Değişen sadece programların arayüzleri değil tabi ki, aynı zamanda ikonlarda da değişiklikler yapılmış. Daha şeffaf, daha köşeli ikonlar artık ana ekranda hareketli duvar kâğıtlarını daha çok ön plana çıkarabiliyor. Sade tasarımı ile her zaman beğeni toplayan IOS dünyası yeni sürümünde yine aynı sadeliği sürdürmüş ve en büyük silahlarından olan basit kullanım kolaylığından ödün vermemiş. Programlar arası geçişlerde sık animasyonlar eklenmiş. Minimalist tasarımı sevenler yeni düzeni oldukça beğenecektir. Ancak kendi fikrimi söylemem gerekirse ben bu yeni ikonları çok fazla beğenmedim. Sadece sunu söylemeliyim ki beğenmek kelimesi insanın zevkini yansıtan ögelerle yakınlık kurması anlamına gelir. Ancak ben burada bana yakınlık kurabilecek pek fazla bir şeye rastlamadım, en azından yeni ikon stilleri olarak. Örnek olarak bir fotoğraflar uygulamasının ikonunu bir turlu fotoğraf ögesi ile bağdaştıramadım. Bana daha çok Show TV’nin logosunu anımsattı. Aynı şekilde Game Center ikonunu da oyun teması ile bağdaştıramadım bir turlu. Birbirinin içine geçmiş baloncuklardan oluşan bu yeni ikonun oyun dünyası ile ne alakası olabilir ki?

Safari

Daha önce dediğimiz gibi IOS 7 bugüne kadar Apple’ın tasarım alanında iOS cihazlarında yaptığı en büyük yeniliklerden biri. 2007 yılından beri hemen hemen hiç değişmeyen arayüzü, bu surum ile beraber oldukça büyük değişikliklere uğramış, tamamen bastan da yaratılmış diyebiliriz. Mesajlar uygulaması program yapısı olarak aynı kalsa da tema olarak değişmiş durumda, aynı şekilde saat uygulaması da değsen fontları ve görselliği ile eskisine oranla daha başarılı olmuş. Beyaz tonların hakım olduğu yeni Safari tarayıcısı ile web sayfaları artık tam ekran olarak görüntülenebiliyor. iOS’un geride kaldığı bir başka noktada daha açıklık IOS 7 ile giderilmiş.

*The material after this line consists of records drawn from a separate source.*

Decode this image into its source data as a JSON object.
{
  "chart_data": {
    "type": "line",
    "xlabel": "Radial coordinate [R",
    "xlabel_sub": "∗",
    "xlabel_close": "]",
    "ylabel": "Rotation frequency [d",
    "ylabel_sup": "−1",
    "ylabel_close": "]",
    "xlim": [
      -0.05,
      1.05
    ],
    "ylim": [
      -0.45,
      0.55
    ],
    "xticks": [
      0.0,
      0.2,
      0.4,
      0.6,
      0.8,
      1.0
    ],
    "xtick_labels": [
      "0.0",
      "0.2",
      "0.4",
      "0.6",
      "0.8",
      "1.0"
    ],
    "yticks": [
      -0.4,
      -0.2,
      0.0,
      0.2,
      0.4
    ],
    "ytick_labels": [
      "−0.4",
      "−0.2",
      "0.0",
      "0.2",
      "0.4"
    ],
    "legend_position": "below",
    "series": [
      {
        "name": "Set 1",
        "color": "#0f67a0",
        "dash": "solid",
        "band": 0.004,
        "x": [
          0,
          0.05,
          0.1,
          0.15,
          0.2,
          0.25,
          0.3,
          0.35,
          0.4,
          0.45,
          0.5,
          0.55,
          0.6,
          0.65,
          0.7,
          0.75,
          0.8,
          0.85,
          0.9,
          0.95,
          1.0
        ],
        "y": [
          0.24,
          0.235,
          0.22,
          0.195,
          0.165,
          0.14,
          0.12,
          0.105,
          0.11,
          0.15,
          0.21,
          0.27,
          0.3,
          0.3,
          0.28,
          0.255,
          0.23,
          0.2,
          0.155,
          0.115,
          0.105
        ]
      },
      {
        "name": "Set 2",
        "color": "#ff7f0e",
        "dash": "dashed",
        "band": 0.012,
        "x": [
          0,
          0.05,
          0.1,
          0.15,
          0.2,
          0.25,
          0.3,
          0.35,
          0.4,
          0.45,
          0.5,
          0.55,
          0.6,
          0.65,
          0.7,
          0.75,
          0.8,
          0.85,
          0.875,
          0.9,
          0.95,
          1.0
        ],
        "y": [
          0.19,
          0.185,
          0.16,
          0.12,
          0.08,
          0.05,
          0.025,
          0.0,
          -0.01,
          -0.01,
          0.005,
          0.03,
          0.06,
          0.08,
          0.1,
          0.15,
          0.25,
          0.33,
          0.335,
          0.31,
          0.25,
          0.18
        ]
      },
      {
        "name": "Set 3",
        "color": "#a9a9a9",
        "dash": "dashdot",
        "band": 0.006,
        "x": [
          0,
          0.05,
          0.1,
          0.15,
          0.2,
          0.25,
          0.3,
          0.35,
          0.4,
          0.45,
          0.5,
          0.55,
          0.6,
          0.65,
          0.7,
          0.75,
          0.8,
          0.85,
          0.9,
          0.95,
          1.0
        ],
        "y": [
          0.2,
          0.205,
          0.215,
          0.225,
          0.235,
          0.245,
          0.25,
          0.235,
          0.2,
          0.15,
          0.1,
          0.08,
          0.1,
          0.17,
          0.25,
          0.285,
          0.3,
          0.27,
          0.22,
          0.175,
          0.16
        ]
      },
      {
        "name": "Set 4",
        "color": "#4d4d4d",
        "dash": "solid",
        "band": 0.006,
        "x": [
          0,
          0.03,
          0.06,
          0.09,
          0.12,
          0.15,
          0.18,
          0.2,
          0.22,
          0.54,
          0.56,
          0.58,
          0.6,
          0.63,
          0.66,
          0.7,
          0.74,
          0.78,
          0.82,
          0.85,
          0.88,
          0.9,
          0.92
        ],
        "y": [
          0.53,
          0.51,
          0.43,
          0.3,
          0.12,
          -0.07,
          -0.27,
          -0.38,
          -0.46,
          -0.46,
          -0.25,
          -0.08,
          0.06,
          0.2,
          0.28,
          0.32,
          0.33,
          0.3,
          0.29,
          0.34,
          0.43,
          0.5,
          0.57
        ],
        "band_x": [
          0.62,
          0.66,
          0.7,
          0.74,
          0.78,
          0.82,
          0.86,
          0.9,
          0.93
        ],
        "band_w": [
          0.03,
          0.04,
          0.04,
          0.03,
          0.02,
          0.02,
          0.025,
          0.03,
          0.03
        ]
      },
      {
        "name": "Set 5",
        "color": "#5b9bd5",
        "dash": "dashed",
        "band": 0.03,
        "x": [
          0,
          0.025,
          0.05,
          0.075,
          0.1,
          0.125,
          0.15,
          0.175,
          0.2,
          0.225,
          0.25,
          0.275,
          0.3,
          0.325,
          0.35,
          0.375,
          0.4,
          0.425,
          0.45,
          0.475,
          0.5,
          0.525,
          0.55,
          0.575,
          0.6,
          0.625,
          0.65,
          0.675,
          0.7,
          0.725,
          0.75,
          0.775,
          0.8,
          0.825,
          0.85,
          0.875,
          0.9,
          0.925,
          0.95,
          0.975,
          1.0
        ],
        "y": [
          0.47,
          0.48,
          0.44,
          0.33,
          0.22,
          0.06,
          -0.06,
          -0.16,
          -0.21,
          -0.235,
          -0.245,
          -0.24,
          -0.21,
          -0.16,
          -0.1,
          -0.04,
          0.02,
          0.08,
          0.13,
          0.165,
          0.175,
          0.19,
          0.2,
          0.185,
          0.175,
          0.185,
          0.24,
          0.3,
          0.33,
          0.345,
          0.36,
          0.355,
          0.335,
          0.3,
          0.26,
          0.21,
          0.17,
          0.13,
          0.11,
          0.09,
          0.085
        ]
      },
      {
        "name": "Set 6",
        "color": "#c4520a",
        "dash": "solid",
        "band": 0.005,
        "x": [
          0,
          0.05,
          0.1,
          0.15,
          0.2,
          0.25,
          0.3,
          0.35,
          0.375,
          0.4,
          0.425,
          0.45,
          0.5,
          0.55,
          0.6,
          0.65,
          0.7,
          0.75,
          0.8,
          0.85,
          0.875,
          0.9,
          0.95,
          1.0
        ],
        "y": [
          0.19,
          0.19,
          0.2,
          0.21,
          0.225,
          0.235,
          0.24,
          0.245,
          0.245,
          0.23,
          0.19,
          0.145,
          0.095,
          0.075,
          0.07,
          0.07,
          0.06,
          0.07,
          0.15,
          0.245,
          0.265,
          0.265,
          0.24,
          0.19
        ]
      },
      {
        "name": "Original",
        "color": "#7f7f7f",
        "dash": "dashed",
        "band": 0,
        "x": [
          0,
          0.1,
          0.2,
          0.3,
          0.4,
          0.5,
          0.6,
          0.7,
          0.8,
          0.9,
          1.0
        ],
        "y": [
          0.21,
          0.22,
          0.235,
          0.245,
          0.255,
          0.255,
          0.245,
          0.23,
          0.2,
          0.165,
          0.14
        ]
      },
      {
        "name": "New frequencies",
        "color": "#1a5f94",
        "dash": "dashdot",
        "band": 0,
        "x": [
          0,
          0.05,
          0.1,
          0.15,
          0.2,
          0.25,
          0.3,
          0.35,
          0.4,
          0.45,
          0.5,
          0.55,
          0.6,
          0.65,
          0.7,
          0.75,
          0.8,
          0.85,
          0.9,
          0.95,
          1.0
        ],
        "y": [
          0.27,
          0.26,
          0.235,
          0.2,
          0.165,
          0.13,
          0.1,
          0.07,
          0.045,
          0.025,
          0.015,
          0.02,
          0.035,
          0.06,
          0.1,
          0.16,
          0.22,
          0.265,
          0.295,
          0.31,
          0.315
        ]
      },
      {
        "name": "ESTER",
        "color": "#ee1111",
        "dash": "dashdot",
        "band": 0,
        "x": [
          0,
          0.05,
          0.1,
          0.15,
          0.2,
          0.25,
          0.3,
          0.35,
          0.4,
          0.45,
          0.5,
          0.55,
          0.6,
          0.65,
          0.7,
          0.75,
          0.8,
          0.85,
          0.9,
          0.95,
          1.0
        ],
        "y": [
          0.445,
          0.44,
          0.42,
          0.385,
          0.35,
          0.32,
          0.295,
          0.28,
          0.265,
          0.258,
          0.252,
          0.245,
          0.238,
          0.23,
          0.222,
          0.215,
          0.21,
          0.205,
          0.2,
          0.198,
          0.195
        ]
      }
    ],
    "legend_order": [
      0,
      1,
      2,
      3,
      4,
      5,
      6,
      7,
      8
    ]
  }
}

Google Chrome kullanan biri olarak Chrome’un en sevdiğim özelliklerinden birisi adres çubuğundan hem Google araması yapabilmemiz hem de ziyaret etmek istediğimiz sayfanın adresini yazabilmemizdi. Safari tarayıcısında ise bu durum yan yana konmuş iki kutucuktan yapılıyordu. Soldaki kutuya gitmek istediğiniz adresi yazıyor, sağdaki kutuda ise Google aramasını yapacağınız kelimeleri yazıyordunuz. iOS7 ile beraber gelen yeni Safari tarayıcısında ise bu durum tıpkı Chrome gibi birleştirilmiş. Artık tek bir kutudan ister gitmek istediğiniz adresi yazacak isterseniz Google araması yapabileceksiniz.

Aynı şekilde Safari sekmeleri de birbiri ardına dikey şekilde giden kutucuklar halinde ekranda gösteriliyor… Yanı sız birkaç sekme aynı anda açıkken diğer sekmeleri de görüntülemek istediğiniz zaman sekme tuşuna bastığınız zaman tüm açık olan sayfalar dikey bir şekilde kutucuklar halinde alt alta sıralanıyor. Yine Android’de uzun süredir kullanılan bir özelliğin iOS platformuna getirildiğini görmekteyiz.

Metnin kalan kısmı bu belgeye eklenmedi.